Camille Serme caused a shock when she became the first Frenchwoman to win the British Open here two years ago.

Now that Serme has this year reached world number two and been playing better still, fewer people will be surprised if she takes a step towards an even greater achievement during the British Open, which starts on Tuesday.

Having turned many small steps into a potentially giant leap, Serme, who turns 28 in a fortnight, is within sight of becoming the first French woman to become world number one.

"I'm closer to my ultimate dream," she said.

"But the road is still long and the last step is always the hardest."

Serme's ranking average has improved to within 400 points of the number one spot, which is occupied by Nour El Sherbini, the British Open titleholder and a formidably hard-hitting attacker, but who has endured five months without a title.

El Sherbini also lost to Serme in big finals in Philadelphia and New York.

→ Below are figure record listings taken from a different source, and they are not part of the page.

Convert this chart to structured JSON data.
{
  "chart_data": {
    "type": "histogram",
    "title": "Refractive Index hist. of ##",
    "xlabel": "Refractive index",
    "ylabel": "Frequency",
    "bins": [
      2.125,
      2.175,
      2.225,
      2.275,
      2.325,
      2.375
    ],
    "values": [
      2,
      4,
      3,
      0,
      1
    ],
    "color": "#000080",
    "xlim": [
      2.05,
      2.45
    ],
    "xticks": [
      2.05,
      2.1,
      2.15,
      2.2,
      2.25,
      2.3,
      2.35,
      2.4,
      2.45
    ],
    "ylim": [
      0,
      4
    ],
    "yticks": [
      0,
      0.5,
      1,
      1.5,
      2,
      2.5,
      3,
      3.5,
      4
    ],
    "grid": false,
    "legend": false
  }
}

- 'I don't want to be mean' -

If Serme is to climb closer to the summit, she will need to break an Egyptian oligopoly which includes not only El Sherbini but two other outstanding players, Raneem El Welily and Nouran Gohar.

Welily, a former world number one, and Gohar, last year's British Open runner up, ensured that there were three Egyptian semi-finalists last time -- and it is the same trio which occupies three of the top four seeding places this week.

Serme feels the challenge is even more difficult than this, believing there are now eight women capable of winning the title.

To deal with it she is learning to become a more willing volleyer and a more varied attacker, while working at improving her levels of accuracy, and has also taken on board criticisms about being too nice.

"Some players try to take more space to play the ball if it's in the middle, and I have lost a few matches because of that," she says.

"I don't want to be mean as I have tried already, and I can't do this! But I'm working with my mental coach on trying to be tougher."

It is possible though that the sixth-seeded Nicol David, the 33-year-old who occupied the world number one spot for a record nine years, will this time provide the last surviving challenge to the brilliantly dominant Egyptians.

The sixth-seeded Malaysian has a probable quarter-final with Serme, to whom she has never yet lost.

David has an instant rematch with Olivia Blatchford, the American whom she beat ten days ago in the final of the Ciudad de Floridablanca Open in Colombia, earning her first title in 18 months.

This rapid second meeting has happened because Blatchford was promoted to the main draw after the withdrawal of Amanda Sobhy, the world number six from the United States who snapped an Achilles tendon and may be out for the rest of the year.